Sempre achei que os perfumes se
acentuavam nos domingos, principalmente na minha casa. A missa da manhã, das
sete, era obrigatória. Eu, criança obedecia, por que isso faz parte do
protocolo infantil, Meus irmãos adolescentes e já rapazinhos, não tinha opção
mesmo e nem era por causa de alguma espécie de protocolo. Obedeciam e iam à primeira
missa da manhã, mesmo que os bailinhos de sábado houvessem lhes roubado a
disposição de acordar tão cedo. Mas eles eram jovens, tinham energia e tinham
bicicletas, bicicletas GORICKE com o cheiro de graxa das engrenagens. Não
precisavam fazer o trajeto da Vila da Usina à igreja a pé. Eles cheiravam
também à Brilhantina GLOSTORA que passavam generosamente nos cabelos para fixar
os topetes, pensando talvez, em prováveis olhares femininos à saída da igreja. Virtuosos,
nas bicicletas, se exibiam... Meu pai cheirava à uma loção de barba amadeirada
e minha mãe à pó de arroz. Aliás, fins de semana, a casa tinha vários cheiros: cheiro
de PARQUETINA, a cera que lustrava os assoalhos no sábado, cheiro de ANTISARDINA
que minhas irmãs usavam, possivelmente contra sardas, cheiro da revista O
CRUZEIRO, com sua tinta gráfica marrom e forte. Quem lembra? E eu ia á missa
com cheiro de Dorly, ainda do banho de tarde anterior. Sabia que na volta da
missa, um lauto café da manhã, com cheiros variados nos esperava. Só não
entendia porque eu também esperava o depois da missa se ainda não comungava? Jejum
desnecessário...
Lembro ainda de Tereza Cristina, uma
paixão precoce, que cheirava a talco EUCALOL. Por que me lembro? Por um desses
motivos que um homem não esquece: a primeira namorada. Eu tinha oito anos e já
sentia o coração bater incontrolado quando a via. Éramos vizinhos e eu passava
horas no portão, só pra vê-la na casa em frente. Não nos falávamos quase,
porque meninos e meninas, pouco se falavam. Acontece, que numa noite de
quinta-feira, houve o aniversário de Glaucia (outra menina) e todos as crianças
da Vila da Usina foram convidados. Entre brincadeiras, também se brincou de
namorar. Acho que pela primeira vez peguei na mão de uma menina de modo a
acelerar meu coração... Brincar de namorar era assim, desse jeito combinamos,
os meninos e as meninas, naquela noite. “Namorei” umas quatro desse modo. No
final, audacioso (sim, eu era!) propus-lhe que namorássemos também no domingo
de manhã, no campinho de futebol. Ela disse que sim, meu coração disparou e mal
pude esperar aquele domingo depois da missa.

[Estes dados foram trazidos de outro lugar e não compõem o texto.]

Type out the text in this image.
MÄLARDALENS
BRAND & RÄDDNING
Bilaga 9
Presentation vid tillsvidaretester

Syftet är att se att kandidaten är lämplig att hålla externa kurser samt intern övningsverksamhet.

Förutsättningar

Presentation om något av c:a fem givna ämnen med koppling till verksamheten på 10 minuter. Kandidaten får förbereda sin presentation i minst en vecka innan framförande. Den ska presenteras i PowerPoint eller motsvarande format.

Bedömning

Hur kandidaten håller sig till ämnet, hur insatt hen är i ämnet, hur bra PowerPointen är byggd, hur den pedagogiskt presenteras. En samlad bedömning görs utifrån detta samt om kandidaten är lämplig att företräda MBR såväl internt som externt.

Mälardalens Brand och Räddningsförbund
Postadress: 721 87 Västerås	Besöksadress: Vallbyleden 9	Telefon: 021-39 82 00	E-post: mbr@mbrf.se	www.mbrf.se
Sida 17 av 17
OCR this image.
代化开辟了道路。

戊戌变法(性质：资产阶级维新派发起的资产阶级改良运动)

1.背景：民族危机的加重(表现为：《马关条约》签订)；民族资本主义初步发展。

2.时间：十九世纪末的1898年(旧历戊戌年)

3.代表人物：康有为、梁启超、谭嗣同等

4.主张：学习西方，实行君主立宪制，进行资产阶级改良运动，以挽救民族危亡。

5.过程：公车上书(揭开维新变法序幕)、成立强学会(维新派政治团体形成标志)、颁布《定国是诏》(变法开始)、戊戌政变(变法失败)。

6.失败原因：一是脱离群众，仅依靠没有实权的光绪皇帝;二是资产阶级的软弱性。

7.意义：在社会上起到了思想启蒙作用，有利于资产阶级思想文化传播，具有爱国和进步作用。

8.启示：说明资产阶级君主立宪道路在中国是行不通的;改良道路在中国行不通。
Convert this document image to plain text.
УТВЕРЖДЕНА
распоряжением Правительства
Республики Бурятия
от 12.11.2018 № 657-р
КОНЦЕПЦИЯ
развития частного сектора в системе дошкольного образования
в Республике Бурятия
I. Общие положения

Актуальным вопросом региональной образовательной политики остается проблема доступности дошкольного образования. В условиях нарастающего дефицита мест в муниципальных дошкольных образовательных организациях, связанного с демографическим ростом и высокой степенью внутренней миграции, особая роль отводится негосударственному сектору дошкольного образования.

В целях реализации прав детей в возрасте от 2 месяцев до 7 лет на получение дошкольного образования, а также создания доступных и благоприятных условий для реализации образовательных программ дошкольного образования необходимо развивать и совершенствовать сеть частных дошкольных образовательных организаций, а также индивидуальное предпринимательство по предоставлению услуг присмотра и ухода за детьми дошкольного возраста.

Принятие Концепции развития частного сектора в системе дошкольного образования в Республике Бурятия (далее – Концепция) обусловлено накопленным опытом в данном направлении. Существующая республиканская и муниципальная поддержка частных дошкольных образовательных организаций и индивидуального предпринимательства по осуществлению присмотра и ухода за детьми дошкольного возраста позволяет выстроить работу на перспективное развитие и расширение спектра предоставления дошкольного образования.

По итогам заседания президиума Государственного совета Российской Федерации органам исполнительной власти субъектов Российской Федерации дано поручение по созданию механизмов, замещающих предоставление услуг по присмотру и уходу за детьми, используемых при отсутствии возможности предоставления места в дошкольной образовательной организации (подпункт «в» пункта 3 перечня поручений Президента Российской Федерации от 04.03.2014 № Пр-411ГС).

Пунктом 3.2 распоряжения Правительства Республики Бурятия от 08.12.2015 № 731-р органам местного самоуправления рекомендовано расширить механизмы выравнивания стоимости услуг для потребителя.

Querem saber os cheiros do dia,
além daquele do protocolo da missa? O vento tinha um hálito melífluo das
Acácias-mimosas em início de primavera. Meu sapato, exageradamente engraxado
reacendia cheiros de pasta NUGGET e meu cabelo engomado pelo exagero de
Glostora não se abalava com o vento. Ela veio ao encontro comendo bolo, bolo de
chocolate, com cheiro de TODDY e me ofereceu um pedaço. Me deu a mão (sim, a
iniciativa foi dela!) e ficamos um longo tempo em total silêncio, de mãos
dadas, até que a proximidade do almoço nos separou. Simples assim. Apenas isso.
Lembro que combinamos “namorar” outras vezes, mas não aconteceu. Nunca mais
falamos sobre aquilo. Crescemos e, ironicamente, nunca fomos amigos, mesmo que nunca
tenhamos brigado. A vida simplesmente empurrou cada um de nós para um canto
diferente e ficou em mim apenas a lembrança do seu perfume Eucalol, daquela
manhã de domingo, que a memória teima em trazer de volta, sempre que um ruído
de primavera espalha no ar o cheiro melífluo das acácias. Lembrar é bom!